Wien hat eine Gesamtfläche von 414,65 Quadratkilometern, abgerundet also 400 km2. Rund die Hälfte davon wird wohl (hoffentlich!) mit öffentlichen Verkehrsmitteln erschlossen sein sowie über entsprechende Versorgung mit technischer und sozialer Infrastruktur verfügen. Das ergibt also eine Basis von 200 km2 bzw. 20.000 Hektar. Auf diese wären jährlich rund 7.000 Neubauwohnungen zu verteilen.

Daraus resultiert pro Hektar und Jahr somit statistisch ein Bedarf an 0,35 Wohnungen/einer Drittelwohnung.

Der aktuelle Entwurf für die neue Flächenwidmung (MA 21 B - Plan Nr. 7964) zugunsten der Errichtung noch einer Wohnblöcke-Siedlung auf den Schlössl-Gründen in Alt-Jedlesee umfasst insgesamt sieben Hektar. 0,35 mal 7 macht 2,45 – anteilig wären somit pro Jahr in diesem Grätzl zweieinhalb neue Wohnungen bereitzustellen.

Direkt neben dem umstrittenen Areal, in der Anton Boschgasse 1, werden soeben auf dem Grundstück eines ehemaligen Einfamilienhauses mit Garten 38 Miet- und Eigentumswohnungen gebaut.
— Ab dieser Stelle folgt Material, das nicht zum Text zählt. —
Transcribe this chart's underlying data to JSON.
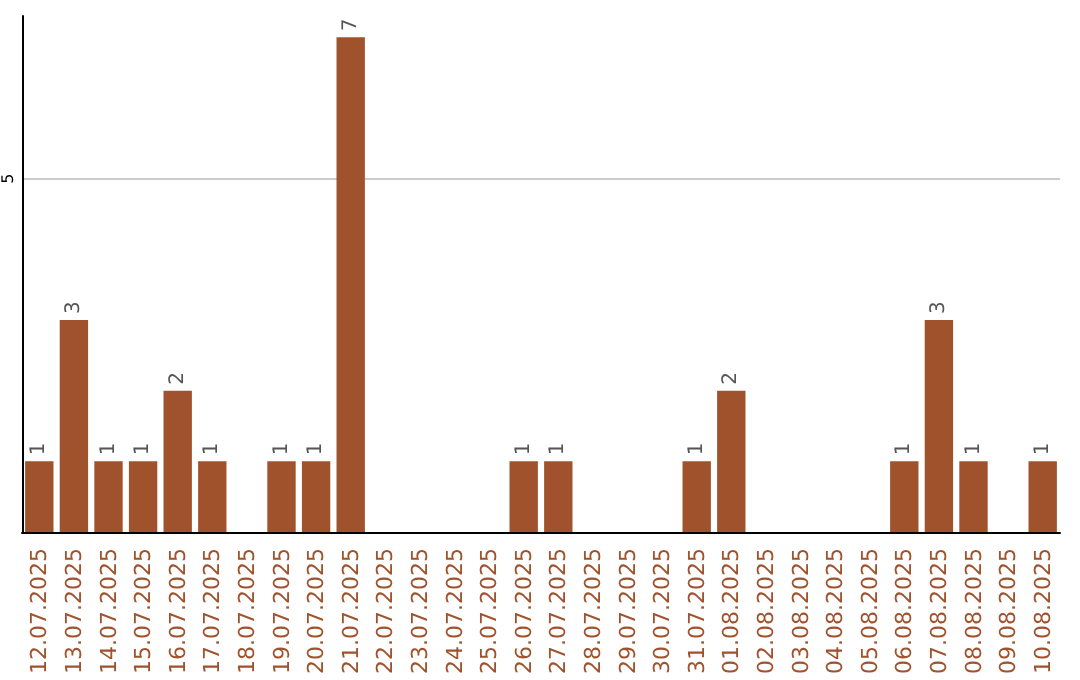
{
  "chart_data": {
    "type": "bar",
    "categories": [
      "12.07.2025",
      "13.07.2025",
      "14.07.2025",
      "15.07.2025",
      "16.07.2025",
      "17.07.2025",
      "18.07.2025",
      "19.07.2025",
      "20.07.2025",
      "21.07.2025",
      "22.07.2025",
      "23.07.2025",
      "24.07.2025",
      "25.07.2025",
      "26.07.2025",
      "27.07.2025",
      "28.07.2025",
      "29.07.2025",
      "30.07.2025",
      "31.07.2025",
      "01.08.2025",
      "02.08.2025",
      "03.08.2025",
      "04.08.2025",
      "05.08.2025",
      "06.08.2025",
      "07.08.2025",
      "08.08.2025",
      "09.08.2025",
      "10.08.2025"
    ],
    "values": [
      1,
      3,
      1,
      1,
      2,
      1,
      0,
      1,
      1,
      7,
      0,
      0,
      0,
      0,
      1,
      1,
      0,
      0,
      0,
      1,
      2,
      0,
      0,
      0,
      0,
      1,
      3,
      1,
      0,
      1
    ],
    "value_labels": [
      "1",
      "3",
      "1",
      "1",
      "2",
      "1",
      null,
      "1",
      "1",
      "7",
      null,
      null,
      null,
      null,
      "1",
      "1",
      null,
      null,
      null,
      "1",
      "2",
      null,
      null,
      null,
      null,
      "1",
      "3",
      "1",
      null,
      "1"
    ],
    "color": "#a0522d",
    "ylim": [
      0,
      7.3
    ],
    "yticks": [
      5
    ],
    "grid": "y"
  }
}
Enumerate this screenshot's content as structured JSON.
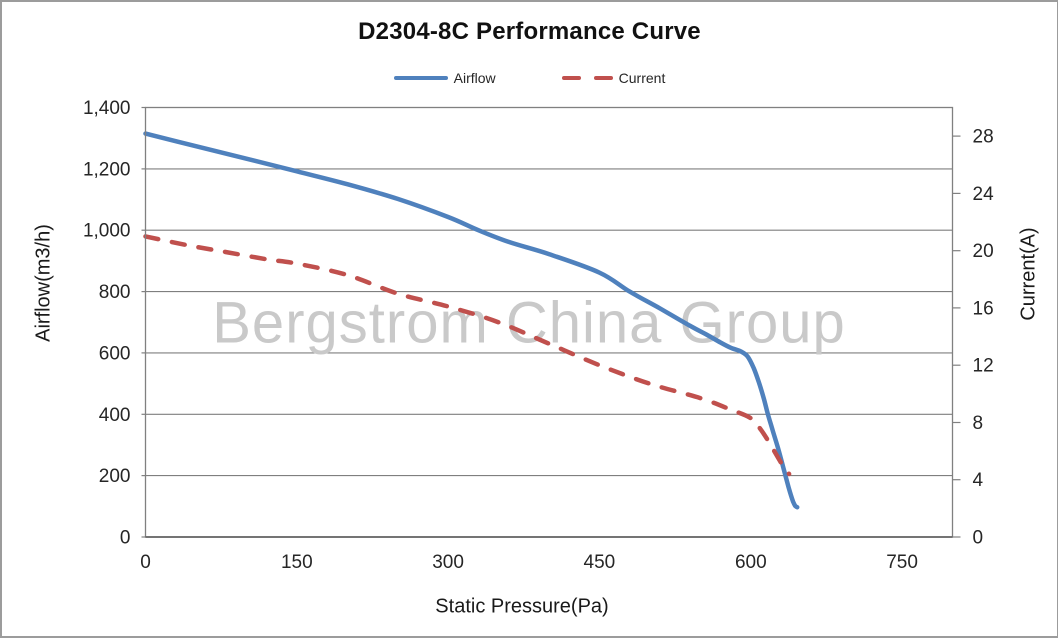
{
  "chart_data": {
    "type": "line",
    "title": "D2304-8C Performance Curve",
    "watermark": "Bergstrom China Group",
    "grid": "horizontal-only",
    "legend": {
      "position": "top",
      "entries": [
        {
          "label": "Airflow",
          "color": "#4F81BD",
          "line_style": "solid"
        },
        {
          "label": "Current",
          "color": "#C0504D",
          "line_style": "dashed"
        }
      ]
    },
    "x_axis": {
      "title": "Static Pressure(Pa)",
      "min": 0,
      "max": 800,
      "tick_interval": 150,
      "tick_values": [
        0,
        150,
        300,
        450,
        600,
        750
      ],
      "tick_labels": [
        "0",
        "150",
        "300",
        "450",
        "600",
        "750"
      ]
    },
    "y_left": {
      "title": "Airflow(m3/h)",
      "min": 0,
      "max": 1400,
      "tick_interval": 200,
      "tick_values": [
        0,
        200,
        400,
        600,
        800,
        1000,
        1200,
        1400
      ],
      "tick_labels": [
        "0",
        "200",
        "400",
        "600",
        "800",
        "1,000",
        "1,200",
        "1,400"
      ]
    },
    "y_right": {
      "title": "Current(A)",
      "min": 0,
      "max": 30,
      "tick_interval": 4,
      "tick_values": [
        0,
        4,
        8,
        12,
        16,
        20,
        24,
        28
      ],
      "tick_labels": [
        "0",
        "4",
        "8",
        "12",
        "16",
        "20",
        "24",
        "28"
      ]
    },
    "series": [
      {
        "name": "Airflow",
        "axis": "left",
        "color": "#4F81BD",
        "line_style": "solid",
        "points": [
          [
            0,
            1315
          ],
          [
            50,
            1274
          ],
          [
            100,
            1233
          ],
          [
            150,
            1192
          ],
          [
            200,
            1150
          ],
          [
            250,
            1102
          ],
          [
            300,
            1043
          ],
          [
            330,
            1000
          ],
          [
            360,
            962
          ],
          [
            400,
            922
          ],
          [
            450,
            862
          ],
          [
            480,
            800
          ],
          [
            510,
            745
          ],
          [
            540,
            688
          ],
          [
            556,
            660
          ],
          [
            570,
            634
          ],
          [
            580,
            617
          ],
          [
            590,
            605
          ],
          [
            597,
            588
          ],
          [
            603,
            550
          ],
          [
            608,
            505
          ],
          [
            613,
            450
          ],
          [
            617,
            400
          ],
          [
            622,
            345
          ],
          [
            627,
            290
          ],
          [
            632,
            230
          ],
          [
            636,
            180
          ],
          [
            639,
            145
          ],
          [
            642,
            115
          ],
          [
            644,
            102
          ],
          [
            646,
            97
          ]
        ]
      },
      {
        "name": "Current",
        "axis": "right",
        "color": "#C0504D",
        "line_style": "dashed",
        "points": [
          [
            0,
            21.0
          ],
          [
            40,
            20.4
          ],
          [
            80,
            19.9
          ],
          [
            120,
            19.4
          ],
          [
            150,
            19.1
          ],
          [
            200,
            18.3
          ],
          [
            250,
            17.0
          ],
          [
            300,
            16.1
          ],
          [
            350,
            15.0
          ],
          [
            400,
            13.5
          ],
          [
            450,
            12.0
          ],
          [
            500,
            10.7
          ],
          [
            550,
            9.7
          ],
          [
            580,
            8.9
          ],
          [
            600,
            8.3
          ],
          [
            610,
            7.5
          ],
          [
            620,
            6.4
          ],
          [
            630,
            5.2
          ],
          [
            638,
            4.4
          ]
        ]
      }
    ]
  }
}
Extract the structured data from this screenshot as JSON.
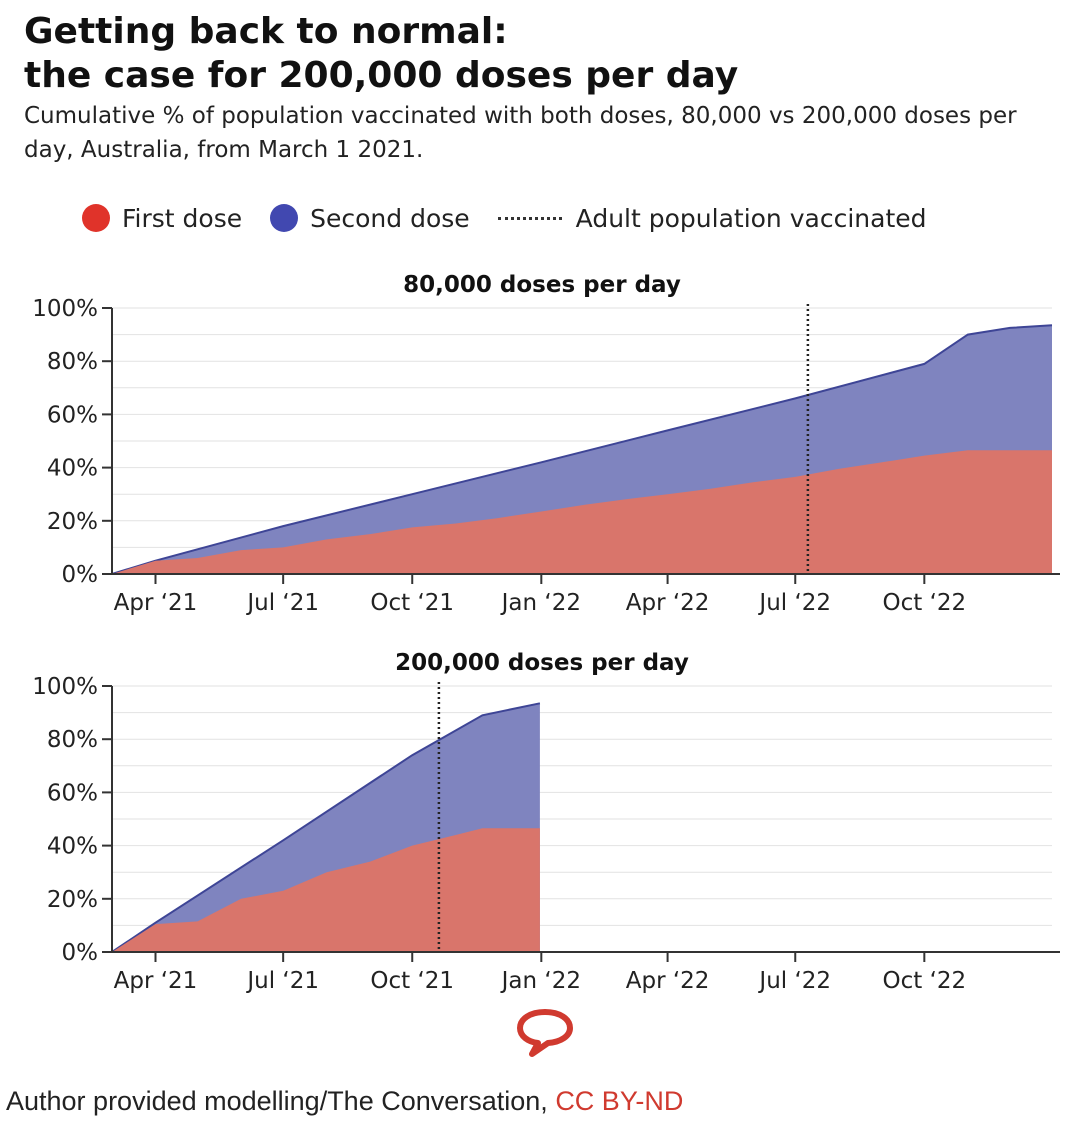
{
  "title": "Getting back to normal:\nthe case for 200,000 doses per day",
  "subtitle": "Cumulative % of population vaccinated with both doses, 80,000 vs 200,000 doses per day, Australia, from March 1 2021.",
  "legend": {
    "first_dose": "First dose",
    "second_dose": "Second dose",
    "adult_population": "Adult population vaccinated"
  },
  "colors": {
    "first_dose": "#d9756b",
    "first_dose_dot": "#e0332a",
    "second_dose": "#7f84bf",
    "second_dose_line": "#3e4596",
    "second_dose_dot": "#4148b0",
    "grid": "#e2e2e2",
    "axis": "#333333"
  },
  "credit": {
    "text": "Author provided modelling/The Conversation, ",
    "license": "CC BY-ND"
  },
  "chart_data": [
    {
      "type": "area",
      "title": "80,000 doses per day",
      "x_axis": {
        "type": "date",
        "range": [
          "2021-03-01",
          "2022-12-31"
        ],
        "ticks": [
          {
            "date": "2021-04-01",
            "label": "Apr ‘21"
          },
          {
            "date": "2021-07-01",
            "label": "Jul ‘21"
          },
          {
            "date": "2021-10-01",
            "label": "Oct ‘21"
          },
          {
            "date": "2022-01-01",
            "label": "Jan ‘22"
          },
          {
            "date": "2022-04-01",
            "label": "Apr ‘22"
          },
          {
            "date": "2022-07-01",
            "label": "Jul ‘22"
          },
          {
            "date": "2022-10-01",
            "label": "Oct ‘22"
          }
        ]
      },
      "y_axis": {
        "range": [
          0,
          100
        ],
        "ticks": [
          {
            "value": 0,
            "label": "0%"
          },
          {
            "value": 20,
            "label": "20%"
          },
          {
            "value": 40,
            "label": "40%"
          },
          {
            "value": 60,
            "label": "60%"
          },
          {
            "value": 80,
            "label": "80%"
          },
          {
            "value": 100,
            "label": "100%"
          }
        ]
      },
      "grid": true,
      "adult_population_vaccinated_date": "2022-07-10",
      "series": [
        {
          "name": "First dose",
          "points": [
            [
              "2021-03-01",
              0
            ],
            [
              "2021-04-01",
              5
            ],
            [
              "2021-05-01",
              6
            ],
            [
              "2021-06-01",
              9
            ],
            [
              "2021-07-01",
              10
            ],
            [
              "2021-08-01",
              13
            ],
            [
              "2021-09-01",
              15
            ],
            [
              "2021-10-01",
              17.5
            ],
            [
              "2021-11-01",
              19
            ],
            [
              "2021-12-01",
              21
            ],
            [
              "2022-01-01",
              23.5
            ],
            [
              "2022-02-01",
              26
            ],
            [
              "2022-03-01",
              28
            ],
            [
              "2022-04-01",
              30
            ],
            [
              "2022-05-01",
              32
            ],
            [
              "2022-06-01",
              34.5
            ],
            [
              "2022-07-01",
              36.5
            ],
            [
              "2022-08-01",
              39.5
            ],
            [
              "2022-09-01",
              42
            ],
            [
              "2022-10-01",
              44.5
            ],
            [
              "2022-11-01",
              46.5
            ],
            [
              "2022-12-01",
              46.5
            ],
            [
              "2022-12-31",
              46.5
            ]
          ]
        },
        {
          "name": "Second dose",
          "points": [
            [
              "2021-03-01",
              0
            ],
            [
              "2021-04-01",
              5
            ],
            [
              "2021-07-01",
              18
            ],
            [
              "2021-10-01",
              30
            ],
            [
              "2022-01-01",
              42
            ],
            [
              "2022-04-01",
              54
            ],
            [
              "2022-07-01",
              66
            ],
            [
              "2022-10-01",
              79
            ],
            [
              "2022-11-01",
              90
            ],
            [
              "2022-12-01",
              92.5
            ],
            [
              "2022-12-31",
              93.5
            ]
          ]
        }
      ]
    },
    {
      "type": "area",
      "title": "200,000 doses per day",
      "x_axis": {
        "type": "date",
        "range": [
          "2021-03-01",
          "2022-12-31"
        ],
        "ticks": [
          {
            "date": "2021-04-01",
            "label": "Apr ‘21"
          },
          {
            "date": "2021-07-01",
            "label": "Jul ‘21"
          },
          {
            "date": "2021-10-01",
            "label": "Oct ‘21"
          },
          {
            "date": "2022-01-01",
            "label": "Jan ‘22"
          },
          {
            "date": "2022-04-01",
            "label": "Apr ‘22"
          },
          {
            "date": "2022-07-01",
            "label": "Jul ‘22"
          },
          {
            "date": "2022-10-01",
            "label": "Oct ‘22"
          }
        ]
      },
      "y_axis": {
        "range": [
          0,
          100
        ],
        "ticks": [
          {
            "value": 0,
            "label": "0%"
          },
          {
            "value": 20,
            "label": "20%"
          },
          {
            "value": 40,
            "label": "40%"
          },
          {
            "value": 60,
            "label": "60%"
          },
          {
            "value": 80,
            "label": "80%"
          },
          {
            "value": 100,
            "label": "100%"
          }
        ]
      },
      "grid": true,
      "adult_population_vaccinated_date": "2021-10-20",
      "series": [
        {
          "name": "First dose",
          "points": [
            [
              "2021-03-01",
              0
            ],
            [
              "2021-04-01",
              10.5
            ],
            [
              "2021-05-01",
              11.5
            ],
            [
              "2021-06-01",
              20
            ],
            [
              "2021-07-01",
              23
            ],
            [
              "2021-08-01",
              30
            ],
            [
              "2021-09-01",
              34
            ],
            [
              "2021-10-01",
              40
            ],
            [
              "2021-11-01",
              44
            ],
            [
              "2021-11-20",
              46.5
            ],
            [
              "2021-12-31",
              46.5
            ]
          ]
        },
        {
          "name": "Second dose",
          "points": [
            [
              "2021-03-01",
              0
            ],
            [
              "2021-04-01",
              11
            ],
            [
              "2021-07-01",
              42
            ],
            [
              "2021-10-01",
              74
            ],
            [
              "2021-11-20",
              89
            ],
            [
              "2021-12-31",
              93.5
            ]
          ]
        }
      ]
    }
  ]
}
Mit dieser Anzahl wäre das Plansoll hier für die nächsten 15 Jahre (38 minus eins für das geschleifte Einfamilienhaus, also 37 dividiert durch 2,45) erfüllt.

Aber – vielleicht ist ja auch nur ein Viertel der Wiener Fläche ausreichend infrastrukturell erschlossen? Okay. Nehmen wir also nur 100 km2 bzw. 10.000 Hektar als Statistik-Grundlage. Damit verdoppelt sich der Bedarf je Hektar auf 0,7 Neuwohnungen im Jahr. Auf die sieben Hektar des Grätzls von Alt-Jedlesee hochgerechnet sind es dann fünf statt zweieinhalb jährlich nötigen, neuen Wohneinheiten.

Immer noch wäre damit durch die Bautätigkeit in der Boschgasse das Soll für sieben Jahre abgedeckt.*) Die vom Grundbesitzer Stift Klosterneuburg und der Wiener SPÖ gewünschten 140 Neubauwohnungen auf noch bestehendem Grünland erscheinen vor diesem Hintergrund als reine Fleißaufgabe.

Auch Totschlagszahlen dürfen nachgerechnet werden, sagt der Hausverstand.

*) Nicht berücksichtigt, weil auf der gegenüberliegenden Seite des Kammelwegs (Nr. 8) außerhalb des aktuellen Umwidmungsareals errichtet, sind 44 geförderte Mietwohnungen, die im Mai 2010 von Bezirksvorsteher Ing. Lehner und Wohnbaustadtrat Ludwig bei der Schlüsselübergabe gefeiert wurden.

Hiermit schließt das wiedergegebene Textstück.